Effects of exercise on insulin binding and glucose metabolism in muscle

Abstract

To elucidate the mechanism of enhanced insulin sensitivity by muscle after exercise, we studied insulin binding, 2-deoxy-D-[1-¹⁴C]glucose (2-DOG) uptake and [5-³H]glucose utilization in glycolysis and glycogenesis in soleus and extensor digitorum longus (EDL) muscles of mice after 60 min of treadmill exercise.
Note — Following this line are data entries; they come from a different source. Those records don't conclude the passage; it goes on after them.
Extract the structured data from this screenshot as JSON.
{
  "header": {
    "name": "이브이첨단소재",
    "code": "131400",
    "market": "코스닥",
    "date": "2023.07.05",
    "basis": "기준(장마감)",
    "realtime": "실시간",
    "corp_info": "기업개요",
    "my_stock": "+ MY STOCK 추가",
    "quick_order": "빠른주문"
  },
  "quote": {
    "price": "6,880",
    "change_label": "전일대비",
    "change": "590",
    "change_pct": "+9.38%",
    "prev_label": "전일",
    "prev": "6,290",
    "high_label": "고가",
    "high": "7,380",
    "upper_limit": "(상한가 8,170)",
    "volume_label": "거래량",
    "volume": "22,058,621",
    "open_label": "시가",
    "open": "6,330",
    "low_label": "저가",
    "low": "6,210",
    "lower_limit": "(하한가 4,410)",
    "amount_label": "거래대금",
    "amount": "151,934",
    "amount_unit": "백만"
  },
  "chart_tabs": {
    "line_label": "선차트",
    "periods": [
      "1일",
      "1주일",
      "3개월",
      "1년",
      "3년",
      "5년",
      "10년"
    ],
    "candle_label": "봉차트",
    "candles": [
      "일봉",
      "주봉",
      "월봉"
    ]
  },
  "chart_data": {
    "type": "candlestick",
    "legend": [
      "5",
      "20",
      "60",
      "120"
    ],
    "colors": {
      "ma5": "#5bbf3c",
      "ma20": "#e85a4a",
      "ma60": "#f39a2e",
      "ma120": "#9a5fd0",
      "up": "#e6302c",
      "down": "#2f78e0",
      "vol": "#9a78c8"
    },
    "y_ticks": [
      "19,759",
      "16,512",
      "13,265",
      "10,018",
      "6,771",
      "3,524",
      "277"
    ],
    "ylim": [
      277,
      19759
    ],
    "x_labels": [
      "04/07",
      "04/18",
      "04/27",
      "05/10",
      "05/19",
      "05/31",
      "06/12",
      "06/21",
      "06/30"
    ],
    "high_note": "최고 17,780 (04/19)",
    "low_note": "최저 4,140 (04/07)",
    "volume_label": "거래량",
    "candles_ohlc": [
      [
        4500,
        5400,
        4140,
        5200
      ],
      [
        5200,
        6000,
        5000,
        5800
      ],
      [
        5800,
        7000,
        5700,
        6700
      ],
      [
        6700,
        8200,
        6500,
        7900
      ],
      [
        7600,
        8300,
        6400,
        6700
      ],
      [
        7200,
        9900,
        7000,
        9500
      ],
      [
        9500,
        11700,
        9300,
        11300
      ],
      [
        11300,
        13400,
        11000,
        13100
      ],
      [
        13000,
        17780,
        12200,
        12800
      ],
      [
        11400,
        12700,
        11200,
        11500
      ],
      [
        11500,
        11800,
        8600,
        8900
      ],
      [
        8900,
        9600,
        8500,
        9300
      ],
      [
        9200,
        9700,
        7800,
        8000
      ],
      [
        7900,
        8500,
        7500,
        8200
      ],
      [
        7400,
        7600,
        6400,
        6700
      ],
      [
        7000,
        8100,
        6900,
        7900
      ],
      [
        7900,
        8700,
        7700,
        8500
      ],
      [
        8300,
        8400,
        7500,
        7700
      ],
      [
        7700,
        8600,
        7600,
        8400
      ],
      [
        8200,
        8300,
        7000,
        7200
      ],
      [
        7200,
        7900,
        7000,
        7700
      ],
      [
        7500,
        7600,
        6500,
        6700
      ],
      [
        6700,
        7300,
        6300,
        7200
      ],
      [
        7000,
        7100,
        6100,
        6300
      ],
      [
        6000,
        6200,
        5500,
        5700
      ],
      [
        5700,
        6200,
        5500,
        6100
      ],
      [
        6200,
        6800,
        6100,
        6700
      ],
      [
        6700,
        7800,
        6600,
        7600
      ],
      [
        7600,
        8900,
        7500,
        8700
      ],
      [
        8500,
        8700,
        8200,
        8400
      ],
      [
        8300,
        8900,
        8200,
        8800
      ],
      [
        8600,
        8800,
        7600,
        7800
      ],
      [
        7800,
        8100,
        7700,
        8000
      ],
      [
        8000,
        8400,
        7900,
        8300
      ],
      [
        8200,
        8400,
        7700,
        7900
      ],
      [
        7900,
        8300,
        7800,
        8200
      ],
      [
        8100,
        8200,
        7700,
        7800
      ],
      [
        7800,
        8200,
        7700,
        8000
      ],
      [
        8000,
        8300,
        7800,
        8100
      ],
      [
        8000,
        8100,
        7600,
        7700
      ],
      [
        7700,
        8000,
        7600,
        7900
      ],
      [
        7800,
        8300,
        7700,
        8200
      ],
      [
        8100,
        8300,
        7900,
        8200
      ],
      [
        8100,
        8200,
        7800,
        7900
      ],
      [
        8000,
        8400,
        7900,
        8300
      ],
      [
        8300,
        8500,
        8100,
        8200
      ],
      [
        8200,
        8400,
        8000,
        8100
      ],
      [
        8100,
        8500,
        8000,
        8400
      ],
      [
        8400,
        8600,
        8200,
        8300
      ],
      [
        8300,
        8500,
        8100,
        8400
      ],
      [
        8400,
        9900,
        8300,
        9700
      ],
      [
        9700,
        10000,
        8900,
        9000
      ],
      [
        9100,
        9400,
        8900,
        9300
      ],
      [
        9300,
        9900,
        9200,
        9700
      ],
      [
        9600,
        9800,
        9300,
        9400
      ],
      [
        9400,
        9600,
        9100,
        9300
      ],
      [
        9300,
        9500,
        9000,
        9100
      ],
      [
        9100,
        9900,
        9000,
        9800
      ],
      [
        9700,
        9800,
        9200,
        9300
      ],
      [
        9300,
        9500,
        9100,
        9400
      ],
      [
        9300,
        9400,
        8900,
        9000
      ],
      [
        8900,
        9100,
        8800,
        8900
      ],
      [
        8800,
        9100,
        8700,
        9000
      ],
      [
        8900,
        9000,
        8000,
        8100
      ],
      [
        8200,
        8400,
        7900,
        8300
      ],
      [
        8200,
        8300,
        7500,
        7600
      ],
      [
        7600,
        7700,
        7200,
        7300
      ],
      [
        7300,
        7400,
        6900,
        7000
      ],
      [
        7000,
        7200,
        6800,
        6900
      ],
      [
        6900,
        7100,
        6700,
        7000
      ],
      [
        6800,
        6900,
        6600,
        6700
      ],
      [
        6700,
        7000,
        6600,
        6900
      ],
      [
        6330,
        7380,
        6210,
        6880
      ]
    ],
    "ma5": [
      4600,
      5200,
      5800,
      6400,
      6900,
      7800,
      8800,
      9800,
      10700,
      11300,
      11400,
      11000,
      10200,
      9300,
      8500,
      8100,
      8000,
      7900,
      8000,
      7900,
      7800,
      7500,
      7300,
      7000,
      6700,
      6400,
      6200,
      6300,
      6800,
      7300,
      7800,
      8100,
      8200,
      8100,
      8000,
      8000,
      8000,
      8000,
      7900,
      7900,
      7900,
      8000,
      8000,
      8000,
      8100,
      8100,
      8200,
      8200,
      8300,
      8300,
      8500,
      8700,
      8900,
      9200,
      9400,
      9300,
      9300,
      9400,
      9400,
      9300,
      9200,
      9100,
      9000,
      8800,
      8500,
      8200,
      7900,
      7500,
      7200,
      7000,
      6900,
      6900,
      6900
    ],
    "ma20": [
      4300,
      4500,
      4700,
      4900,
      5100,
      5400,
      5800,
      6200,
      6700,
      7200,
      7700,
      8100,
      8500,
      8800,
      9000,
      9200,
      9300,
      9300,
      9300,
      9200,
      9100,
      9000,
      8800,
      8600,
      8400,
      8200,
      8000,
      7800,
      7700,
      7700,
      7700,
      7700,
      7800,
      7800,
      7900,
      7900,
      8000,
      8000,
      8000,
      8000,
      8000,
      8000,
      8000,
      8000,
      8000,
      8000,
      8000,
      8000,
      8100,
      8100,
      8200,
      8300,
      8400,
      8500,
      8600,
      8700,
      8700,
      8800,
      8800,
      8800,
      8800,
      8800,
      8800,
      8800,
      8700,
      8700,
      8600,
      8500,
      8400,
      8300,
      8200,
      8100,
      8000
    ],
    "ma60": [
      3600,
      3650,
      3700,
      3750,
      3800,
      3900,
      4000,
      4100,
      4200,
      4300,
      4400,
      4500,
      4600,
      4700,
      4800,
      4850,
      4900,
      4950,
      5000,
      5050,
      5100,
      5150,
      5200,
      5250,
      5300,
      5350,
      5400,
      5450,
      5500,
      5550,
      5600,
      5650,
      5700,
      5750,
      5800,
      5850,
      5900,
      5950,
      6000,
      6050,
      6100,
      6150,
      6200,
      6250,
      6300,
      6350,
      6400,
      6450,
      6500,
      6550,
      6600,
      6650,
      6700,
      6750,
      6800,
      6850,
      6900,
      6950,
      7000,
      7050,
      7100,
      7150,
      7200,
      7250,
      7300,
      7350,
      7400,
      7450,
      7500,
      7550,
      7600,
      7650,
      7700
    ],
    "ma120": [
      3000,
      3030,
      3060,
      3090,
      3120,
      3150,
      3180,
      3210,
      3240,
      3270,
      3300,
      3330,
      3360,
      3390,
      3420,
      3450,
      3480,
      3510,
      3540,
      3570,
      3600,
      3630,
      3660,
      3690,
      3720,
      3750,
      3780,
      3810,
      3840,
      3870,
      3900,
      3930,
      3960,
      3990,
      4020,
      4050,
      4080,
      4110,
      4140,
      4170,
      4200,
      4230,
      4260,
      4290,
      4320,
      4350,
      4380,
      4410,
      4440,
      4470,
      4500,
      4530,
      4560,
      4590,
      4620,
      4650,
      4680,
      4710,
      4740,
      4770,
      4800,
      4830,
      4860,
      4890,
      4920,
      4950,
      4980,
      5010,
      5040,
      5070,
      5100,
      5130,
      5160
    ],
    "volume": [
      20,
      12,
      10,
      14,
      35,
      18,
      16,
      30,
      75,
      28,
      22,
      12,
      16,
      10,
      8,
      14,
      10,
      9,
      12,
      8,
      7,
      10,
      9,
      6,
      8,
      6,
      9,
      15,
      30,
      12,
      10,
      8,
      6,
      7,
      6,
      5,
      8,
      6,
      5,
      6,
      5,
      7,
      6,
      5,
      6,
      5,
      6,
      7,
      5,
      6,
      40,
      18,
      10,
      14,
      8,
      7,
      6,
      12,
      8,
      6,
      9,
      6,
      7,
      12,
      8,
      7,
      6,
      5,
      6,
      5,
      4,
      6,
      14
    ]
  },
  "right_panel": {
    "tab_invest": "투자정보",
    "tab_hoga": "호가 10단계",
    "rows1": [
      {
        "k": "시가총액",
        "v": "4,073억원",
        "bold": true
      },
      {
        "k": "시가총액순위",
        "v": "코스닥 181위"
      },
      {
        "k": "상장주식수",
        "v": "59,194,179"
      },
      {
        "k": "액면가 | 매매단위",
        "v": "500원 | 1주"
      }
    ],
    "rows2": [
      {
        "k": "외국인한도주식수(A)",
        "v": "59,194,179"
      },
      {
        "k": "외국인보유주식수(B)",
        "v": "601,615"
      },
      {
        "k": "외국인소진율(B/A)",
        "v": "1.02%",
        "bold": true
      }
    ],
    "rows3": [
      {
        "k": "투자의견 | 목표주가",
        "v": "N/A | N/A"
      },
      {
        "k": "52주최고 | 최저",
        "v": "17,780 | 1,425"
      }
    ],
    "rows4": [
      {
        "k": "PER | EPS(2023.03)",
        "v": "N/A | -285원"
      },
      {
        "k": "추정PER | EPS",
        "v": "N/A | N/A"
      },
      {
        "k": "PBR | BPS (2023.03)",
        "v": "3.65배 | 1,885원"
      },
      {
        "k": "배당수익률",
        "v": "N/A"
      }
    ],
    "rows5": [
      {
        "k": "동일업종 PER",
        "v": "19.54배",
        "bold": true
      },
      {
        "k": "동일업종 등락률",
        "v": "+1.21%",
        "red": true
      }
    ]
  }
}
In the soleus, glycogenesis was increased after exercise (P < 0.05) and remained sensitive to the action of insulin. Postexercise insulin-stimulated glycolysis was also increased in the soleus (P < 0.05). In the EDL, glycogenesis was increased after exercise (P < 0.05). However, this was already maximal in the absence of insulin and was not further stimulated by insulin (0.1–4 nM). The disposal of glucose occurred primarily via the glycolytic pathway (>60%) in the soleus and EDL at rest and after exercise. The uptake of 2-DOG uptake was not altered in the soleus after exercise (4 h incubation at 18 °C). However, with 1-h incubations at 37 °C, a marked increase in 2-DOG uptake after exercise was observed in the soleus (P < 0.05) in the absence (0 nM) and presence of insulin (0.2–4 nM) (P < 0.05). A similar postexercise increase in 2-DOG uptake occurred in EDL. Despite the marked increase in glucose uptake and metabolism, no changes in insulin binding were apparent in either EDL or soleus at 37 °C or 18 °C. This study shows that the postexercise increase of glucose disposal does not appear to be directly attributable to increments in insulin binding to slow-twitch and fast-twitch muscles. Also, after exercise the increments in glucose metabolism differ markedly in the two types of muscle.